The look brown when you get them, but finish a lighter shade of black. However, if you get lucky, you might get some with white streaks in it.

M


----------



## Hattorichop (Dec 17, 2011)

Is there a better place to obtain some quality horn. I'm noticing most of it comes from India, I might have to contact someone there. I also imagine there will be a minimum quanity I can order.


----------



## Marko Tsourkan (Dec 17, 2011)

Hattorichop said:


> Is there a better place to obtain some quality horn. I'm noticing most of it comes from India, I might have to contact someone there.
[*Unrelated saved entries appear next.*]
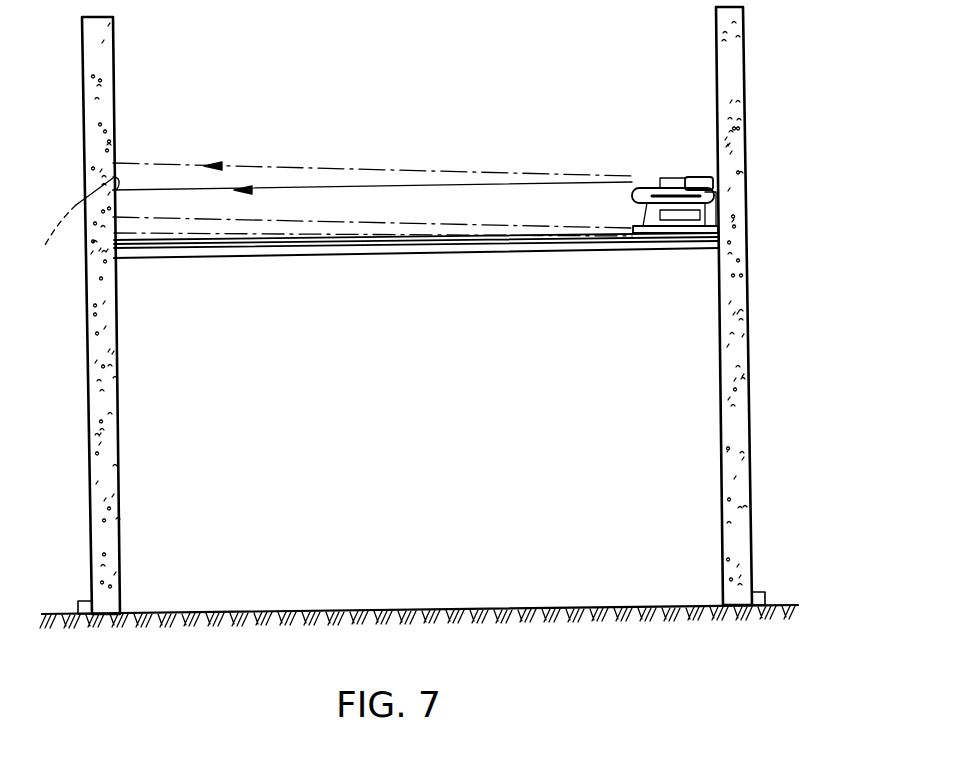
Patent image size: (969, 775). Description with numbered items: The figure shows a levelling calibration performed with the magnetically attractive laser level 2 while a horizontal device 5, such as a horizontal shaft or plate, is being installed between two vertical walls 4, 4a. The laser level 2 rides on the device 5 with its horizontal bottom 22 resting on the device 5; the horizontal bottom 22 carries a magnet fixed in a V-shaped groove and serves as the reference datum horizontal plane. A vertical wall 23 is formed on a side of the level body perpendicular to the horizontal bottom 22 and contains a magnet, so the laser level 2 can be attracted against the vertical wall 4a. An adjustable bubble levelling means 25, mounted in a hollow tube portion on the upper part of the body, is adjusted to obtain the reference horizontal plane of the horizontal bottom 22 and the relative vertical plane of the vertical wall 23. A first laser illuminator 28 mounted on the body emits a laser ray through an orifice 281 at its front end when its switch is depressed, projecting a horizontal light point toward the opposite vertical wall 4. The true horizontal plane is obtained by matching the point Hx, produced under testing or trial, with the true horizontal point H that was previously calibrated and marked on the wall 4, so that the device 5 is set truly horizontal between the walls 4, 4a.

The laser level 2 is at (707, 179).
The vertical wall 4 is at (118, 452).
The vertical wall 4a is at (749, 421).
The horizontal device 5 is at (330, 228).
The horizontal bottom 22 is at (678, 233).
The vertical wall 23 is at (722, 194).
The adjustable bubble levelling means 25 is at (670, 188).
The first laser illuminator 28 is at (713, 178).
The orifice 281 is at (680, 178).
The true horizontal point H is at (113, 163).
The test point Hx is at (74, 230).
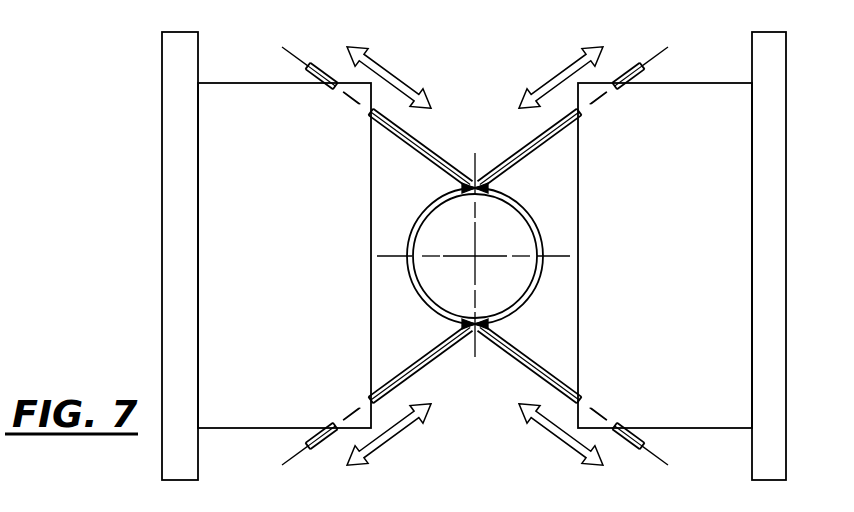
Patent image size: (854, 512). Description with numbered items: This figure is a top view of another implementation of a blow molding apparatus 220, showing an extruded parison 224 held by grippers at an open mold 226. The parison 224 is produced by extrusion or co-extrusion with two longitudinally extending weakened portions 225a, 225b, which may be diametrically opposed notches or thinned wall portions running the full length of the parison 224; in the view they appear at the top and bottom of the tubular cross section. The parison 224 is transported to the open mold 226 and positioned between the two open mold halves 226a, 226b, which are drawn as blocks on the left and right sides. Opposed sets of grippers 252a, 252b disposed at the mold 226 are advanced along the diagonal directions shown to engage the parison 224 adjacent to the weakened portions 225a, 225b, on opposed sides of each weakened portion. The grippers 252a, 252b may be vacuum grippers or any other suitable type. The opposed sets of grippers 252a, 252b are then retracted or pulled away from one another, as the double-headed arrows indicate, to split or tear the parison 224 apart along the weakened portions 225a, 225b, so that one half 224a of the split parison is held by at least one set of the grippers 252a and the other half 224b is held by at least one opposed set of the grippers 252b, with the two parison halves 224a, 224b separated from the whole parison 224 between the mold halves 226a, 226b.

The actuator assembly 220 is at (124, 38).
The parison 224 is at (550, 200).
The one half of the split parison 224a is at (409, 276).
The other half of the split parison 224b is at (538, 283).
The weakened portion 225a is at (456, 206).
The weakened portion 225b is at (486, 306).
The open mold 226 is at (628, 467).
The open mold half 226a is at (312, 213).
The open mold half 226b is at (727, 231).
The set of grippers 252a is at (413, 149).
The opposed set of grippers 252b is at (565, 128).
I also imagine there will be a minimum quanity I can order.



Most horn sold in US will have imperfections. For instance, the last time I bought 40 rolls of honey brown and 40 rolls of black from Jaintz Supply. I kept 14 rolls of brown and 5 rolls of black. Out of 40 rolls of honey brown, there was only one that I would consider a perfect roll, the other had partial or insignificant imperfections. 

Horn is sold by grade, like wood, so it is possible to buy quality horn, but I just don't know of any dealer in US how can supply it. If you have a connection in India and can buy at the source, you will pay more, but quality will be better.

M


----------



## mhenry (Dec 18, 2011)

Hey Marko, I was beginning to think perfect horn was a myth, and you found a piece. Is it the streaking or hairline cracks or both that are getting rejected?






Marko Tsourkan said:


> Most horn sold in US will have imperfections. For instance, the last time I bought 40 rolls of honey brown and 40 rolls of black from Jaintz Supply. I kept 14 rolls of brown and 5 rolls of black. Out of 40 rolls of honey brown, there was only one that I would consider a perfect roll, the other had partial or insignificant imperfections.
> 
> Horn is sold by grade, like wood, so it is possible to buy quality horn, but I just don't know of any dealer in US how can supply it. If you have a connection in India and can buy at the source, you will pay more, but quality will be better.
> 
> M


----------